Sunday, March 13, 2016

Daylight savings time

Spring forward. Oof. I got up at 5:30 daylight savings time this morning with the only goal of staying awake until bedtime. I kept busy in the kitchen this morning, but as the afternoon is wearing on, I am wearing out. It does not help that today is dreary. It drizzled all morning and is now raining steadily. And I have a cold. I started last week with a sore throat. I tried very hard to convince myself it was allergies, but when the dry cough developed after two days, I knew better. By Friday, I was in the (hopefully) last stage of head-bursting sinus congestion. I am in the dispersive stage now, with viruses leaking from my nose. Folklore suggests that a cold is three days coming, three days here, and three days going. According to that schedule, I will feel better in a day or so. Let’s hope. Meanwhile, I am washing my hands a lot to minimize my threat to others.
Enough complaining. On the plus side this week, we welcomed back redwing blackbirds, robins, and killdeer. Yesterday wave after wave of sandhill cranes flew over, some so low and close to the house that I heard them with the windows shut. Spring is coming. The sandhills in particular give me hope for the future. When Aldo Leopold wrote A Sand County Almanac, he worried that they were going extinct. Some things do get better.
I went for a walk Saturday when I finished grading papers. The air was filled with birds singing, frogs chirping, and the deep, rich smell of wet soil. The frog sounds were localized in a large puddle on the south end of the property. I looked for frogs in vain. They stopped chirping when I got close, and I saw nothing move. I think they might be wee tree frogs.

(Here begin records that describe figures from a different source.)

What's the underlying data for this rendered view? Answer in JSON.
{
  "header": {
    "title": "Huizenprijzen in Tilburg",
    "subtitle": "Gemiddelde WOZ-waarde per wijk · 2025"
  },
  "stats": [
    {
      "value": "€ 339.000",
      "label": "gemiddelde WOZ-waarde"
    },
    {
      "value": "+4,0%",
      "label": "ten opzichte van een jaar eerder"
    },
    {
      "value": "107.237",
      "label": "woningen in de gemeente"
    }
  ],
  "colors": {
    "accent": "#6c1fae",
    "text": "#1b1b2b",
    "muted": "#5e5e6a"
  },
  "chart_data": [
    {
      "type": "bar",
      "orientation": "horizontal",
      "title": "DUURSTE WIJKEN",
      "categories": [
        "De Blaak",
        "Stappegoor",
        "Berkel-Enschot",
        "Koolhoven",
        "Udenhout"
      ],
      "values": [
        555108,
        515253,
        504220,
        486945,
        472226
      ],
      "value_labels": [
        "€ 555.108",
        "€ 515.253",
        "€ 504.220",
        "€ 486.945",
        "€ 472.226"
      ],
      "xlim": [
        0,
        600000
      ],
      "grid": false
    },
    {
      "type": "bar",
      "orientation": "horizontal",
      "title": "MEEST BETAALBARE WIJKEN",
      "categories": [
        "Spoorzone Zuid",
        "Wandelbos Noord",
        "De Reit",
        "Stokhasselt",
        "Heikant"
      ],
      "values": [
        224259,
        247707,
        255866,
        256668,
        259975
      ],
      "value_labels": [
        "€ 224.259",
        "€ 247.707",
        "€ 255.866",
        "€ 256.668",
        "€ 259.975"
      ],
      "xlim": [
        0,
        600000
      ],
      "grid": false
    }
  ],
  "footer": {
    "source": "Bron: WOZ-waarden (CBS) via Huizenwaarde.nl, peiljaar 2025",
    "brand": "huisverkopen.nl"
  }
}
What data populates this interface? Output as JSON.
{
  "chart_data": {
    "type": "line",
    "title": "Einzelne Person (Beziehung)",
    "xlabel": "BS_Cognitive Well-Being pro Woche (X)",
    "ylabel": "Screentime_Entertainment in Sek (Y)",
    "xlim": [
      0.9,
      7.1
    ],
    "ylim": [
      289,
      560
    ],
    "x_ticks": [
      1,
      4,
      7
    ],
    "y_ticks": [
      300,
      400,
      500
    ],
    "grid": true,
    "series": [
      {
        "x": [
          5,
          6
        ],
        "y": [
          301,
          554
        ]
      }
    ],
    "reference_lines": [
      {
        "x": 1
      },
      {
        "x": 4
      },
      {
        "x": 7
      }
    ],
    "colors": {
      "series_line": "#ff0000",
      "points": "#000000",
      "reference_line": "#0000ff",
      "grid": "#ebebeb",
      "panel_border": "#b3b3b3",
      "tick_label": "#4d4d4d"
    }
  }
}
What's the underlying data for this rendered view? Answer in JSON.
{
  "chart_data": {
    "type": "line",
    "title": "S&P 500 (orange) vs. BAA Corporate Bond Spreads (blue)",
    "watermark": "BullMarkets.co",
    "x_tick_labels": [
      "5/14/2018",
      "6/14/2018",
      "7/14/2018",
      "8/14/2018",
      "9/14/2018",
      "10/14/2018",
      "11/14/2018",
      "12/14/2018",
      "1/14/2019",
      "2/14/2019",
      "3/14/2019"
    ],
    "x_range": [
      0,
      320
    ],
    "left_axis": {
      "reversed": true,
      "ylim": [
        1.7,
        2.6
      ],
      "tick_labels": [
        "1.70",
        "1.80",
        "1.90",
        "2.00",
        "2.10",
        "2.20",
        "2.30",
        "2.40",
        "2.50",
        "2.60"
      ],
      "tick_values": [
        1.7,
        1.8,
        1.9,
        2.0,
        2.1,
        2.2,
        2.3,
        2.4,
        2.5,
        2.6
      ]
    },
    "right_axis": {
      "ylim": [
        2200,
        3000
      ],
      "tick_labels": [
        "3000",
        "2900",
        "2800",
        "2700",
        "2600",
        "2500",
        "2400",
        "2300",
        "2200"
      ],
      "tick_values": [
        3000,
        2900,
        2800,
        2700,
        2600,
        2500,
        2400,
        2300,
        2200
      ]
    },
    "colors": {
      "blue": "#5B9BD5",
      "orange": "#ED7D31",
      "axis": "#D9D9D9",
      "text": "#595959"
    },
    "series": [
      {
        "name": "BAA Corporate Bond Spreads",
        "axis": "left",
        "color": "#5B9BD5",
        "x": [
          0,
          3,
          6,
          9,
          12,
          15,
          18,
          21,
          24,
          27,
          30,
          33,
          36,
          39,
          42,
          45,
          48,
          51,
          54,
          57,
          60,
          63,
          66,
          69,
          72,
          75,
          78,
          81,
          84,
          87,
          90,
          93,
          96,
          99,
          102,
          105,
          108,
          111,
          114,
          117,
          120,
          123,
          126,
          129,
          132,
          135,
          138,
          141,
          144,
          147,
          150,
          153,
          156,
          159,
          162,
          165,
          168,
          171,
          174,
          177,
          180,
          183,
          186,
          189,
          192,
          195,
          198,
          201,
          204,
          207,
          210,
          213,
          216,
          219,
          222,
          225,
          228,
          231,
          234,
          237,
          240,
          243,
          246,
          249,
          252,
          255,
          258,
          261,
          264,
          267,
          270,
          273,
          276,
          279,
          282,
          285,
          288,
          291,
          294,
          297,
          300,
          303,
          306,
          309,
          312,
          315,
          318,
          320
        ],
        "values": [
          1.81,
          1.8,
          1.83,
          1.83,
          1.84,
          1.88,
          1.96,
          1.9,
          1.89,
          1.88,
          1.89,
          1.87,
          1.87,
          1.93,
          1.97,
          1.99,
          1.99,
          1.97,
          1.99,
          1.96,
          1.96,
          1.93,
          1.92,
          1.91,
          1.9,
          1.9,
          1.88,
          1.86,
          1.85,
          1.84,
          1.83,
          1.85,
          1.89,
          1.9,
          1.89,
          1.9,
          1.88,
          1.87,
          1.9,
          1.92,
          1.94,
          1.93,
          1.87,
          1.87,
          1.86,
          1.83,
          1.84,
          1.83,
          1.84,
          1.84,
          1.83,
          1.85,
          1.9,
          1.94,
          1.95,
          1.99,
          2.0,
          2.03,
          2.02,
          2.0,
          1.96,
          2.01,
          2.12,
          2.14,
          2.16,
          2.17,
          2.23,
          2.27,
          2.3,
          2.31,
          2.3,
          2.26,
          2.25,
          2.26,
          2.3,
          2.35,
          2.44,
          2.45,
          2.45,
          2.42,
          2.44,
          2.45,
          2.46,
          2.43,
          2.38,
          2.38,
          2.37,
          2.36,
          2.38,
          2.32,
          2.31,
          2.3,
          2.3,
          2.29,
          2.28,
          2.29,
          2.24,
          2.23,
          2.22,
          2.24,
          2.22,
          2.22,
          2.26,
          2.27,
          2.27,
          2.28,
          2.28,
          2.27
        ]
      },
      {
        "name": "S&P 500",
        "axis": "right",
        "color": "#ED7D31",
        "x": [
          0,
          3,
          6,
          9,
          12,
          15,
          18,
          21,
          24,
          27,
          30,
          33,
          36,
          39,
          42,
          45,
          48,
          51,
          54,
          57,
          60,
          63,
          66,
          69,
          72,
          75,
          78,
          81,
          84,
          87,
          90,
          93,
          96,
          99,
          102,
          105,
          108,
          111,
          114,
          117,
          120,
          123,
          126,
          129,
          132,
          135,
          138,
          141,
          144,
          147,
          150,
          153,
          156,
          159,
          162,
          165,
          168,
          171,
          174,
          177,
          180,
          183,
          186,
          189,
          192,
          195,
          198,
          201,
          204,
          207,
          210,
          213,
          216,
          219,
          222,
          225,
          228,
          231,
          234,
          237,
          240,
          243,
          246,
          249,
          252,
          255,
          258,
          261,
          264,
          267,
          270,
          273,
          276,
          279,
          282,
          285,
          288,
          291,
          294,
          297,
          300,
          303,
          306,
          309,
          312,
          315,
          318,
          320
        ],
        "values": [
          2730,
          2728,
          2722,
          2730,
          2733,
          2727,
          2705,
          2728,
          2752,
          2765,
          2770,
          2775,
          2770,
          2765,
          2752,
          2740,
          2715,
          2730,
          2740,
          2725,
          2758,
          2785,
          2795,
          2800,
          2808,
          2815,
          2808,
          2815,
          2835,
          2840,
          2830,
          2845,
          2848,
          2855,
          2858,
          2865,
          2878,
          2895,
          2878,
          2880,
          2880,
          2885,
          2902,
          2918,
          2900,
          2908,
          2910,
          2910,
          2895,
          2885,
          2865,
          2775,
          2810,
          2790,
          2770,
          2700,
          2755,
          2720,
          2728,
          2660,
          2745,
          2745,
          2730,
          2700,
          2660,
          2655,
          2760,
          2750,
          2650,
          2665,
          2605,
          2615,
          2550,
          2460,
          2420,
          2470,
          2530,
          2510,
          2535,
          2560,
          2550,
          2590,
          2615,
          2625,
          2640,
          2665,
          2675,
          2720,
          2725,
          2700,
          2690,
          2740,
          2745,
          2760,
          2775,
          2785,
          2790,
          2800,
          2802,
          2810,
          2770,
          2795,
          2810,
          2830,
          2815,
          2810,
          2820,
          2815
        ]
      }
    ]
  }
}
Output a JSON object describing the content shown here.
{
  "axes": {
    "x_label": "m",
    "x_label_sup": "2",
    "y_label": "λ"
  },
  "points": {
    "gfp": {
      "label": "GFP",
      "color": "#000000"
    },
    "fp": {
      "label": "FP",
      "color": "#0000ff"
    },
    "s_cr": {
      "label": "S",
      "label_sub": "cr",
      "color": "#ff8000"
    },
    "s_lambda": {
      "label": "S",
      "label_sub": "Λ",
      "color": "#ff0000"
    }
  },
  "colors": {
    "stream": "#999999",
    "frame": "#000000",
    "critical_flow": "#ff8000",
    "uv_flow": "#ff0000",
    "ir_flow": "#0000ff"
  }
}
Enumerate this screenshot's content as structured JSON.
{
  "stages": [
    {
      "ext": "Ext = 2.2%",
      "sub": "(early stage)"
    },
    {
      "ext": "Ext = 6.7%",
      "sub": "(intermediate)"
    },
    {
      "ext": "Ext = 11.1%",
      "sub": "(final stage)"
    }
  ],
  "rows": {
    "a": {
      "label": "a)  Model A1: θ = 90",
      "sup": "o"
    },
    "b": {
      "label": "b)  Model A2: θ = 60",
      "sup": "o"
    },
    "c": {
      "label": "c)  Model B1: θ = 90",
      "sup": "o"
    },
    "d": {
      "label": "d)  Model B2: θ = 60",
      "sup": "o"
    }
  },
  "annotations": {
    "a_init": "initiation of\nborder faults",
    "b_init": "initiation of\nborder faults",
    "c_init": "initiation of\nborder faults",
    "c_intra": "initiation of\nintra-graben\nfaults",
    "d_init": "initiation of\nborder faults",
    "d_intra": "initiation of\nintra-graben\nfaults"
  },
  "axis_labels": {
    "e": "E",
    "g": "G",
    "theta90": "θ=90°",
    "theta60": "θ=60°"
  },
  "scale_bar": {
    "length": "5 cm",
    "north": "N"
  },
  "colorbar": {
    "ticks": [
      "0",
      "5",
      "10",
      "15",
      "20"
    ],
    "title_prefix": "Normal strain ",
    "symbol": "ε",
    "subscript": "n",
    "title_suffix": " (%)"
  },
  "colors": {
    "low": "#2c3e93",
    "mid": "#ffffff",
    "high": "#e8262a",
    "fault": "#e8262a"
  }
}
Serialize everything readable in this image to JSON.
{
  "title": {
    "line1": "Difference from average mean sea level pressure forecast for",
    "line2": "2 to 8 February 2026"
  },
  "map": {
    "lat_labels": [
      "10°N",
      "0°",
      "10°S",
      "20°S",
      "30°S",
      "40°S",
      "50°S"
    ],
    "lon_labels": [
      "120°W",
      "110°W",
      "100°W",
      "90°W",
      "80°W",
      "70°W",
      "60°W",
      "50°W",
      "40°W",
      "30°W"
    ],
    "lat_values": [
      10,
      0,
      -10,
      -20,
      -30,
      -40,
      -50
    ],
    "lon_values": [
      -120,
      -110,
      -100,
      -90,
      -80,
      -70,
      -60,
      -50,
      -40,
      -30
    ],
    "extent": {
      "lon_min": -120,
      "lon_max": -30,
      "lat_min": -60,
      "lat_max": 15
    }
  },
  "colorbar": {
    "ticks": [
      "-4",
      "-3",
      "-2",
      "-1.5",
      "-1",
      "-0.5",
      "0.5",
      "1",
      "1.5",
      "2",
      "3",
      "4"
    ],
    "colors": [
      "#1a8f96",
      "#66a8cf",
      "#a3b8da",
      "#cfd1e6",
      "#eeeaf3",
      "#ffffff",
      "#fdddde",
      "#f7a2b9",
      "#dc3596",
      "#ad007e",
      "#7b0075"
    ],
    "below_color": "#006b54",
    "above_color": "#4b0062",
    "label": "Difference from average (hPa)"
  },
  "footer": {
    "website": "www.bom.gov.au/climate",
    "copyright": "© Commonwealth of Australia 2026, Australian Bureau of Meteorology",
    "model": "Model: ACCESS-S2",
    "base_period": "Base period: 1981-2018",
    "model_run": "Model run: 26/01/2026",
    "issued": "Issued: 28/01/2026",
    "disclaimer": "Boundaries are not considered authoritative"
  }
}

Some day I’m going to go to the Conservation District’s workshop on identifying frogs and toads by call.
Not much shaking on the solar installation. Paul came out Monday to dig the trench for the pipe to hold the wires.
Paul with the trencher
The trench
The part from the garage to the chicken coop had to be dug by hand because of all the other wires and pipes below ground.
This stretch had to be dug by hand

When the trench was finished, Paul put in the pipe without running the wires through first. Terry confided to me at the end of the day that Paul was doing this the hard way. I reminded him that Paul had done this before and likely had a system.
The pipe in the trench

Paul came back Tuesday to fill the trench in. Terry was pressed into service to help with that too.
In other news, Terry discovered that the rabbits have chewed through the plastic deer fence and have been eating the bark off his trees. His first thought was to get a dog. Discussion ensued. I’m not much of a dog person, but I have no objection to an outside dog. The main problem with his plan, as I saw it, was that he didn’t want to get said dog “for a month or two,” which would then be followed by a great deal of time training the dog to stay on the property and patrol for rabbits at night. I questioned how much biorhythm shift could be expected of a naturally diurnal animal. Furthermore, this hardly seemed like a solution to the problem at hand, which was that the rabbits were eating the trees NOW. What was going to be left by the time he had this dog trained? There was also the issue of the dog being coyote bait. As far as that goes, why haven’t the coyotes eaten the rabbits? So many questions.

Toward the end of the week, Terry decided he didn’t need a dog after all. He would wrap the trees in burlap. We’ll see how that goes.